The paper proposes that courts should be equipped with powers to order a person convicted of a relevant offence to take specified steps to remedy the harm caused. Similar powers already exist under PPC.
Finally, the paper toys with the idea of fixed penalty notices as an alternative to criminal proceedings for regulatory breaches. The Government is looking for consistency with the proposals under its local environmental quality agenda. It suggests that fixed penalty notices might be appropriate for failure to register an exempt activity.
The EU waste framework Directive requires regulators to undertake "appropriate periodic inspections". Under the ELVs and WEEE Directives, inspections must be carried out prior to registering an exemption, and thereafter at least once per year.
However, under waste management licensing there is also statutory guidance which specifies how the Agency's Operator and Pollution Risk Appraisal scheme is to be used in determining inspection frequencies.
The issue is a sensitive one for the Agency, which has found it increasingly difficult to maintain the traditional volume of site inspections. Last year, inspections of licensed waste sites fell by 10% to just over 90,000 (ENDS Report 346, pp 9-10 ).
For years, the waste sector struggled without data on non-municipal waste production and disposal.
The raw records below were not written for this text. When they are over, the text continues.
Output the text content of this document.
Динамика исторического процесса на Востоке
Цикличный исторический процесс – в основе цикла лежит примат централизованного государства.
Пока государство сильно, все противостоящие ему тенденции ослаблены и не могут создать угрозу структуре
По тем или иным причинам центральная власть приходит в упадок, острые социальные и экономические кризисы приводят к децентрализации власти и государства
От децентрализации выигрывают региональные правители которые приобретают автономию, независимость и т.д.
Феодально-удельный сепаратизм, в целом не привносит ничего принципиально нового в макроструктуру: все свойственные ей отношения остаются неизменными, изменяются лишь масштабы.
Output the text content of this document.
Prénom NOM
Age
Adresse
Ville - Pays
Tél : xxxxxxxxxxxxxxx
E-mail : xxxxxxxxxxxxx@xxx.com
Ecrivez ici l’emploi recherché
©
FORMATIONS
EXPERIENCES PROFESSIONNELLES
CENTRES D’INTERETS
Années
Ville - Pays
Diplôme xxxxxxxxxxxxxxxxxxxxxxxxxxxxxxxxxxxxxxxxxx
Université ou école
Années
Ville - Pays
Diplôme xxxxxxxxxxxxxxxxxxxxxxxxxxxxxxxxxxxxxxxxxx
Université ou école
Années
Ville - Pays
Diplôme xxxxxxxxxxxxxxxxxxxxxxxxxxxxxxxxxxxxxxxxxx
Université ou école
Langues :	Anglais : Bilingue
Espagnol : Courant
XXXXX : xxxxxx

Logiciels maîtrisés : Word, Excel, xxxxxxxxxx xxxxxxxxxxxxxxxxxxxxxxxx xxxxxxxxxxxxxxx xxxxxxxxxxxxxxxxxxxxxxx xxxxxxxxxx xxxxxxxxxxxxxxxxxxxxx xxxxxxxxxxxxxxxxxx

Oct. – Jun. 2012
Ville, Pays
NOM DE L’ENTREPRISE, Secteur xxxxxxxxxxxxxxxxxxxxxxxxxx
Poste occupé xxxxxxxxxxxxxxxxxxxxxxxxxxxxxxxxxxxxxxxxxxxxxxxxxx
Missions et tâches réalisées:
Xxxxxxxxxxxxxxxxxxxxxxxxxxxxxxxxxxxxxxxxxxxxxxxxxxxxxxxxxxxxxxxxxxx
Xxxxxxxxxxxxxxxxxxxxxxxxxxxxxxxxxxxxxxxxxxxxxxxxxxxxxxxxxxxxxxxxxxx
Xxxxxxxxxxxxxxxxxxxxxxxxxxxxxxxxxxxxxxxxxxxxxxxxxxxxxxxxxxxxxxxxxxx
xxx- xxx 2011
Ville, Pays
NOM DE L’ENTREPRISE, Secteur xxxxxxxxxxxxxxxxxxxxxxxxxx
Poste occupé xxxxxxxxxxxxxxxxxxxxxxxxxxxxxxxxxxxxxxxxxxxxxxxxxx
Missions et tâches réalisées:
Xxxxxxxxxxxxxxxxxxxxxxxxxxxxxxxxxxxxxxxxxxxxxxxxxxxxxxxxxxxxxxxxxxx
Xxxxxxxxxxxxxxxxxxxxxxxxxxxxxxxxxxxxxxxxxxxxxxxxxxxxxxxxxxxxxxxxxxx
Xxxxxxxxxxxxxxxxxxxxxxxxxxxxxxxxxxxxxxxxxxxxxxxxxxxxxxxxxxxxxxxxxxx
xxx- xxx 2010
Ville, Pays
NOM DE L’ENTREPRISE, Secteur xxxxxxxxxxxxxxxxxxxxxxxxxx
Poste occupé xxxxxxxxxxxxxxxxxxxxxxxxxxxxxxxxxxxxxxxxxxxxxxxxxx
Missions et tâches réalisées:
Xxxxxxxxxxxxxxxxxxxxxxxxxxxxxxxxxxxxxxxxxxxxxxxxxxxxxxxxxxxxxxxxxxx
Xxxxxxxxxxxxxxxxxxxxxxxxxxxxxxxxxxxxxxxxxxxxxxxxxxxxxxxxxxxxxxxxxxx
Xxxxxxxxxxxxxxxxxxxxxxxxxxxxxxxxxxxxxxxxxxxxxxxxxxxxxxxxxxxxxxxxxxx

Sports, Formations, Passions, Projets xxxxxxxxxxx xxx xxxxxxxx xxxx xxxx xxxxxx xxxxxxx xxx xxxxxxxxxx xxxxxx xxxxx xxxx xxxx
Things improved following the Agency's first survey of waste generation, in 1999. The second survey, delayed through lack of funding, is taking place this financial year.
Under the new permitting regime, DEFRA notes that such surveys would not be needed if permit holders were required to make periodic returns containing information on the information and quantity of waste received by type, industry and geographical origin.
The paper says that operators with bespoke, generic or simple permits will be required to submit waste records. It asks whether operators of registered exempt facilities should also face reporting requirements.
The paper discusses the idea of imposing reporting requirements through regulations rather than by setting permit conditions, as is presently the case. A regulatory approach would ensure consistency in reporting, and would make it easier to set up an electronic data return system.
A discussion paper in the permit review package looks at the options for consultation. On the one hand, there could be an extension of the elaborate consultation procedures already applied by the Agency to "contentious" licences. On the other, codes of practice could be subject to consultation, leaving permit applications for some waste activities to a simple notification procedure.
The paper also questions whether it is appropriate for the Agency to consult
planning authorities on each individual application, given the imminent increase in permitting volume. It proposes leaving the matter to the Agency's discretion.
The paper also proposes that permit modification powers be used to change the range of activities specified in the permit, whereas currently only licence conditions can be modified.
The Agency would also like to acquire powers to modify permits en masse, rather than having to service notices on each licence, as at present.